O saiyajin havia dispensado a armadura aquele dia, usando apenas o macacão azul do império para ter mais flexibilidade, os eletrodos espalhados por seu torso estavam lá para que pudessem acompanhar as mudanças em seu corpo á medida que a gravidade aumentasse. A mulher loira enrugou a testa ao dar uma boa olhada no físico definido e torneado dele, entendendo porque sua irmã caçula parecia caidinha por ele.

- Vocês parecem gostar muito de treinar. - comentou por cima, enquanto Kakaroto analisava dados.
- Faz parte da nossa natureza. - e o rapaz se contentou e responder apenas isso, lembrando da época na academia onde os treinos em grupo eram como uma espécie de tortura.

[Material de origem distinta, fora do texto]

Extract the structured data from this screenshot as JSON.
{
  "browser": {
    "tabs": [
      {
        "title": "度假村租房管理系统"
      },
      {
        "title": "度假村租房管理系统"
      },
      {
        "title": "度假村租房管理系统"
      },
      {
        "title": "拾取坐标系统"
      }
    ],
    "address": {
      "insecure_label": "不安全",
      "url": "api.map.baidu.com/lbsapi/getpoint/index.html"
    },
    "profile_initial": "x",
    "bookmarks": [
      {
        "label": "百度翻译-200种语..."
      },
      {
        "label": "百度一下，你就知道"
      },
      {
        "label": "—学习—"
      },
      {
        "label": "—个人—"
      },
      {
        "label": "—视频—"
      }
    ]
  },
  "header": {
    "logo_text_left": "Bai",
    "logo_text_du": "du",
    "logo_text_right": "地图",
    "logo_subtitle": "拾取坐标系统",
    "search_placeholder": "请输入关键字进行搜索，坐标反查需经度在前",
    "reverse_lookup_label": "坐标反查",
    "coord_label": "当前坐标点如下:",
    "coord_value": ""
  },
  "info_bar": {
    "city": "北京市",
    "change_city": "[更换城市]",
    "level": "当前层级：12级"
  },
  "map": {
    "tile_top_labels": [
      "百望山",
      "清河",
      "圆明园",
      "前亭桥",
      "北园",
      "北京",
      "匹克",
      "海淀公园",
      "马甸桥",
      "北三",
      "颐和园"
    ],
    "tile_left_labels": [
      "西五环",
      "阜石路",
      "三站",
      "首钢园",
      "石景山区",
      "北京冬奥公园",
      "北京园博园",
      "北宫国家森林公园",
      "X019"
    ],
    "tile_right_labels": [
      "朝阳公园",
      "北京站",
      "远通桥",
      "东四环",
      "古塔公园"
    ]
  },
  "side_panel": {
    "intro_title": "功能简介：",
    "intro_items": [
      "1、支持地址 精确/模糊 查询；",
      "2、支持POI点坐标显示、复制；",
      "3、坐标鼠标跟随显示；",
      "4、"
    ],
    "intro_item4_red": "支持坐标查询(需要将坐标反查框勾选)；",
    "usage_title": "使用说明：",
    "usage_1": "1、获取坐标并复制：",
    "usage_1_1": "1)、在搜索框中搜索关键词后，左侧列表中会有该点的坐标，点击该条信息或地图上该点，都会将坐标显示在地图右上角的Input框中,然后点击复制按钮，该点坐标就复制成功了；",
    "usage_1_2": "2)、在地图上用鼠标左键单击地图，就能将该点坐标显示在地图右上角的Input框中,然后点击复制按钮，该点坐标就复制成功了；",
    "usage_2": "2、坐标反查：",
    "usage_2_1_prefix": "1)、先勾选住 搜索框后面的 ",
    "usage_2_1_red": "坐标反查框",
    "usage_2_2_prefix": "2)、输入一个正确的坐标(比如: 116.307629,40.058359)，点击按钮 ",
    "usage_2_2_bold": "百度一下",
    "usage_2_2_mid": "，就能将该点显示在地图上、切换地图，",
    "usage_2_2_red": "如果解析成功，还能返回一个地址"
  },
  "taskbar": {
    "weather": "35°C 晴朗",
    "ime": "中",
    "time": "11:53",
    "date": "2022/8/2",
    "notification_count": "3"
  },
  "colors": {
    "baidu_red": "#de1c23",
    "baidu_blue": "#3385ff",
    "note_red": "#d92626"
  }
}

Atualmente Kakaroto gostava mais de seu estilo de luta, então os treinos estavam tendo resultados e haviam se tornado mais sérios. Não podia reclamar.

- De toda forma, ele está impaciente e ansioso, então é melhor sermos breves. - e o saiyajin mais jovem comentou, na verdade, tão ansioso quanto o próprio Vegeta para descobrir como treinar naquela máquina seria.
- Só vai levar uns minutos para a checagem...

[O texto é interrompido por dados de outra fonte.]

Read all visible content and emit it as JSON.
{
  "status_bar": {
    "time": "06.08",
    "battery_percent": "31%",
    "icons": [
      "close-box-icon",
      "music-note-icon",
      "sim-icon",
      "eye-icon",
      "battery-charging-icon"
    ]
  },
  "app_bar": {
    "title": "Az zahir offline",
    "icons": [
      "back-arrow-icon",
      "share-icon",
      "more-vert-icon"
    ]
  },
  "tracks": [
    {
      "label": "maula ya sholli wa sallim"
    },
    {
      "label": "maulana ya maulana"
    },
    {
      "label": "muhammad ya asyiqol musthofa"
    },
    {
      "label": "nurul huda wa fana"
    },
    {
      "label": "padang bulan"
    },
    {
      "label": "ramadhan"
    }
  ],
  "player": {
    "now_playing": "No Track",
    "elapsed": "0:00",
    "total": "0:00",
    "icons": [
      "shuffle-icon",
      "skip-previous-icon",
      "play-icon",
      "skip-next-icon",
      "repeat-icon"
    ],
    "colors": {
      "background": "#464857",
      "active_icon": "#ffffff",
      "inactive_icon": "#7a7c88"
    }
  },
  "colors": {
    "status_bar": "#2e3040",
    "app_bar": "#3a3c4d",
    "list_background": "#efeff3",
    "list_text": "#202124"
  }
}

Ele parecia melhor. Era bom, mas como Tights havia falado pouco com Kakaroto não eram tão familiarizados um com o outro. Pensou em Bulma, que naquele momento era crucial durante a realização do teste. O projeto era dela, seria como assistir o nascimento de um filho! Ela sempre ficava tão animada. Contudo, com Ludo perto, a azulada havia dado seu tempo à Lemo para saber mais sobre as colônias. Provavelmente era o certo a se fazer, mas... ela estava mesmo fazendo falta ali. Suspirou, acenando para Kakaroto assim que a análise da câmara foi concluída.
Ele apertou um botão e se aproximou do microfone interno:

- Vamos iniciar.

Vegeta sorriu de canto, se posicionando assim que alguns robôs de treino surgiram das laterais da cúpula. O regularizador de gravidade se iniciou e começou a girar, deixando o ambiente avermelhado.

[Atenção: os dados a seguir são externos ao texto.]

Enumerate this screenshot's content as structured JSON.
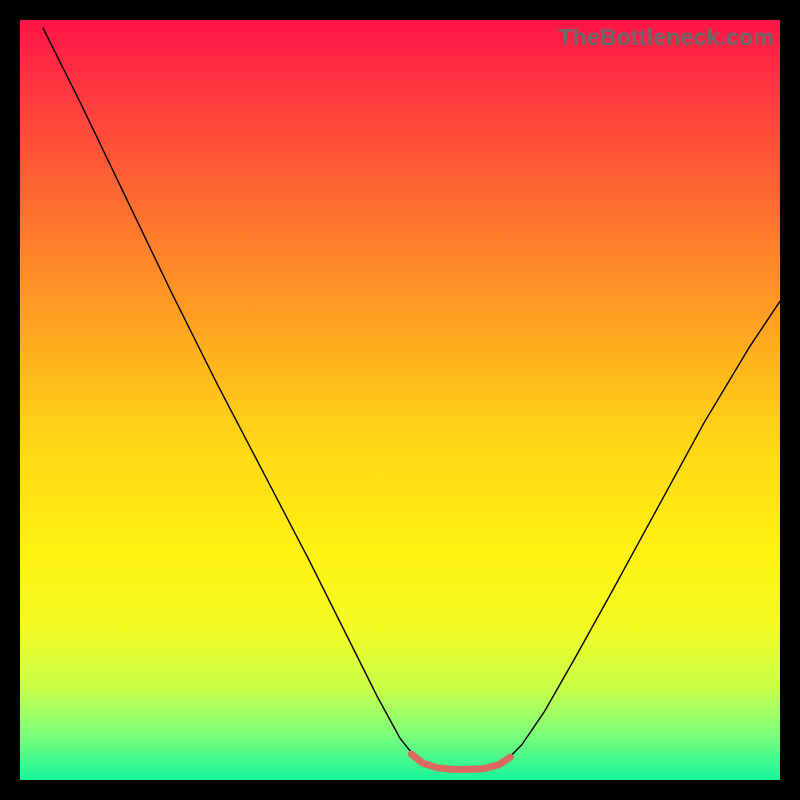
{
  "watermark": {
    "text": "TheBottleneck.com"
  },
  "chart_data": {
    "type": "line",
    "title": "",
    "xlabel": "",
    "ylabel": "",
    "xlim": [
      0,
      100
    ],
    "ylim": [
      0,
      100
    ],
    "grid": false,
    "gradient_stops": [
      {
        "offset": 0.0,
        "color": "#ff1447"
      },
      {
        "offset": 0.1,
        "color": "#ff3a3f"
      },
      {
        "offset": 0.25,
        "color": "#ff6f2f"
      },
      {
        "offset": 0.4,
        "color": "#ffa321"
      },
      {
        "offset": 0.55,
        "color": "#ffd516"
      },
      {
        "offset": 0.7,
        "color": "#fff210"
      },
      {
        "offset": 0.8,
        "color": "#f4fb23"
      },
      {
        "offset": 0.88,
        "color": "#c7ff4a"
      },
      {
        "offset": 0.94,
        "color": "#7dff7a"
      },
      {
        "offset": 1.0,
        "color": "#17f59b"
      }
    ],
    "series": [
      {
        "name": "curve",
        "color": "#000000",
        "stroke_width": 1.4,
        "points": [
          {
            "x": 3.0,
            "y": 99.0
          },
          {
            "x": 8.0,
            "y": 89.0
          },
          {
            "x": 14.0,
            "y": 76.5
          },
          {
            "x": 20.0,
            "y": 64.0
          },
          {
            "x": 26.0,
            "y": 52.0
          },
          {
            "x": 32.0,
            "y": 40.5
          },
          {
            "x": 38.0,
            "y": 29.0
          },
          {
            "x": 43.0,
            "y": 19.0
          },
          {
            "x": 47.0,
            "y": 11.0
          },
          {
            "x": 50.0,
            "y": 5.5
          },
          {
            "x": 52.0,
            "y": 3.0
          },
          {
            "x": 54.0,
            "y": 1.7
          },
          {
            "x": 56.0,
            "y": 1.3
          },
          {
            "x": 58.0,
            "y": 1.3
          },
          {
            "x": 60.0,
            "y": 1.3
          },
          {
            "x": 62.0,
            "y": 1.6
          },
          {
            "x": 64.0,
            "y": 2.6
          },
          {
            "x": 66.0,
            "y": 4.6
          },
          {
            "x": 69.0,
            "y": 9.0
          },
          {
            "x": 73.0,
            "y": 16.0
          },
          {
            "x": 78.0,
            "y": 25.0
          },
          {
            "x": 84.0,
            "y": 36.0
          },
          {
            "x": 90.0,
            "y": 47.0
          },
          {
            "x": 96.0,
            "y": 57.0
          },
          {
            "x": 100.0,
            "y": 63.0
          }
        ]
      },
      {
        "name": "minimum-marker",
        "color": "#dd6860",
        "stroke_width": 7,
        "linecap": "round",
        "points": [
          {
            "x": 51.5,
            "y": 3.4
          },
          {
            "x": 53.0,
            "y": 2.2
          },
          {
            "x": 55.0,
            "y": 1.6
          },
          {
            "x": 57.0,
            "y": 1.4
          },
          {
            "x": 59.0,
            "y": 1.4
          },
          {
            "x": 61.0,
            "y": 1.5
          },
          {
            "x": 63.0,
            "y": 2.0
          },
          {
            "x": 64.5,
            "y": 3.0
          }
        ]
      }
    ]
  }
}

- Primeiro vamos ajustar para a gravidade de Vegeta-sei. - a voz de Kakaroto soou pelos alto falantes.




Enquanto isso na caverna, Chirai e Jaco estavam encapsulando os equipamentos de fundição.

- Esse negócio é pesado! - o mirrado Jaco reclamava, tentando empurrar uma das máquinas até a área da cápsula.
- Claro, idiota. Precisamos de pelo menos quatro pessoas ou um saiyajin para mover isso. - a alienígena esverdeada debochou. - Se bem que com esse seu físico eu duvido que você consiga levantar uma colher.
- O que disse?! - se enfezou.
- Talvez eu tenha sido exagerada demais. Um palito, aposto que não consegue carregar um.

E em meio aos murmúrios irritantes de Jaco e as risadas maldosas de Chirai, Bulma e Lemo se mantinham mais distantes. Diferente da conversa boba dos colegas à frente, o clima entre eles era bem mais denso.

-Tínhamos direito à duas refeições por dia. Se o trabalho individual rendesse, três. - Lemo recordava com assombro dos seus dias de escravidão. - Eram muitos seres variados para pouca comida. Muitas vezes a fome doeu mais do que as punições...

Bulma se encolheu. Já havia passado por situações aonde a comida havia sido escassa, mas nunca havia passado fome. A densidade da experiência que teria em Ludo traria novos parâmetros de realidade para sua bolha, onde nunca teve dificuldades materiais severas.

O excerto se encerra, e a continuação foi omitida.